La enmienda fue aprobada por 53 votos a favor y 16 en contra y debe ser promulgada esta misma semana. Su aprobación definitiva requería una doble aprobación, con mayorías cualificadas, en la Cámara de Diputados y en el Senado. En la primera votación en la cámara alta, el 29 de noviembre, había contado con el respaldo de 61 de los 81 senadores.

La reforma del "techo de gastos" implica que el presupuesto solo podrá aumentar para compensar la inflación del año anterior.

Temer y su ministro de Finanzas, Henrique Meirelles, esperan neutralizar de ese modo el gigantesco déficit fiscal, previsto en 163,000 millones de reales (48,000 millones de dólares) en 2016, y empezar a recuperar la confianza de los mercados para sacar al país de su peor recesión en más de un siglo.

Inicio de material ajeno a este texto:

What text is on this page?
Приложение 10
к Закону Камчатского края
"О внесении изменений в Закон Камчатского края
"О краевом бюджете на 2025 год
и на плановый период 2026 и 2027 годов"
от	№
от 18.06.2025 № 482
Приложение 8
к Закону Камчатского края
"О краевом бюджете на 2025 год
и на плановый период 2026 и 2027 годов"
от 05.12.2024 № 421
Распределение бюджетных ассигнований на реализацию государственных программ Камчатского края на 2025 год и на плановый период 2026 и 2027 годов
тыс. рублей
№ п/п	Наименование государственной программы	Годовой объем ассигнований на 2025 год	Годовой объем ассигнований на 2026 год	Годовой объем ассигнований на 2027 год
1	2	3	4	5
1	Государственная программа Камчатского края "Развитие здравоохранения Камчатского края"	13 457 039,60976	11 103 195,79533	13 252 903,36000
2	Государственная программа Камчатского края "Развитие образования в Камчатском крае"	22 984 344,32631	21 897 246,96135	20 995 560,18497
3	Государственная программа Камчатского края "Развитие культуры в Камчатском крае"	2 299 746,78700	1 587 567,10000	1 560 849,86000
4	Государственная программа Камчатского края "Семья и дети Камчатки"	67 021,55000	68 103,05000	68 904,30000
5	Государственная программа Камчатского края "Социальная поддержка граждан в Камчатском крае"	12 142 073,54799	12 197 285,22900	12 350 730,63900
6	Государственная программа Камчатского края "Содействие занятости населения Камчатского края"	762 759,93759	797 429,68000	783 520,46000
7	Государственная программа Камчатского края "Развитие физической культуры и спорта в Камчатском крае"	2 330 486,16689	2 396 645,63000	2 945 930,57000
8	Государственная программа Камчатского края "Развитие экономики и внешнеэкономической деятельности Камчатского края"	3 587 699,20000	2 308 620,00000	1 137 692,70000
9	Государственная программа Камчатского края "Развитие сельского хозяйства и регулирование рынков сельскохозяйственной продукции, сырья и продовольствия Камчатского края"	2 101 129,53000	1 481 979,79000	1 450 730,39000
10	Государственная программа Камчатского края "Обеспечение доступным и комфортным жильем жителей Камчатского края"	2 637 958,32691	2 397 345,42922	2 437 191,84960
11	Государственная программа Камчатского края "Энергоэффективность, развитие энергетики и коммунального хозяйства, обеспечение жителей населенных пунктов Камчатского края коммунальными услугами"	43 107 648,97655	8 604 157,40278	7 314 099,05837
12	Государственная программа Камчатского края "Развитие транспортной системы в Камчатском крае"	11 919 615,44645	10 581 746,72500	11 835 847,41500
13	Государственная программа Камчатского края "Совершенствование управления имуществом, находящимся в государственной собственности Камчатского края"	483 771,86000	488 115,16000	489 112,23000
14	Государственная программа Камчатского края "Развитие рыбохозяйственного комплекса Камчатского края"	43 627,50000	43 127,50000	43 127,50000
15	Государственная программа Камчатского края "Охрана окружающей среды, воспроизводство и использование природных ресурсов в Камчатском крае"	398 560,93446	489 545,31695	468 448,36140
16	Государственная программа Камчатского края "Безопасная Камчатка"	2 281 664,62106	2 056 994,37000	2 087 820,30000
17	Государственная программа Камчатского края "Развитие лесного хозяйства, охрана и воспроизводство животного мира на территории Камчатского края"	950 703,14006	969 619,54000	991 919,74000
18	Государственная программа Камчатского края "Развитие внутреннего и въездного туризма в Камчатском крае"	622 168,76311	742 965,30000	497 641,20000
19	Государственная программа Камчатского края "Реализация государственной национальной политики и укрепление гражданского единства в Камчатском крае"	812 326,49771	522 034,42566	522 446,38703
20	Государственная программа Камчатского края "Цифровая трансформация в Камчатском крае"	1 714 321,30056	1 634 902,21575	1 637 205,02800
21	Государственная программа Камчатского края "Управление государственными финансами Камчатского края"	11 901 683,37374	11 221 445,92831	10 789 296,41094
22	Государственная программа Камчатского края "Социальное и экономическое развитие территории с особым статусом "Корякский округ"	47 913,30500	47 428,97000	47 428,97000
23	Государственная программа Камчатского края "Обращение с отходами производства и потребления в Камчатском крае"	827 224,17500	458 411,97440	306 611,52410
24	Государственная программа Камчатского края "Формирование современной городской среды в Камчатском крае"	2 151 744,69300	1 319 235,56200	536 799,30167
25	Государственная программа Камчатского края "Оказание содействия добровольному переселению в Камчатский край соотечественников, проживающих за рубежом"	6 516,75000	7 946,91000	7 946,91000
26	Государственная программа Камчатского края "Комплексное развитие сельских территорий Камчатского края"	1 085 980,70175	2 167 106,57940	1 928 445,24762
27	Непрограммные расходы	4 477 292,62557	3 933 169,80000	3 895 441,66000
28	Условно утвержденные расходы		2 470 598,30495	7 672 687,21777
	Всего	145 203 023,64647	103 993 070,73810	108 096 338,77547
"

El relator de la ONU sobre cuestiones de pobreza extrema y derechos humanos, Philip Alson, afirmó la semana pasada que se trata de una reforma "desprovista de cualquier matiz y compasión", que "afectará con mucha más fuerza a los brasileños más pobres y vulnerables".

Según los últimos elementos de una encuesta de Datafolha que empezó a publicarse el fin de semana, un 60% de los brasileños se opone a la enmienda del "techo de gastos" (un 24% la apoya) y un 58% estima que el Congreso es "malo" o "pésimo".

La sesión estuvo dirigida por el presidente del Senado, Renan Calheiros, que la semana pasada consiguió ser confirmado en el cargo por la corte suprema pese a ser inculpado de malversación de fondos públicos y contra quien el fiscal general presentó el lunes cargos que lo vinculan al megaescándalo de Petrobras.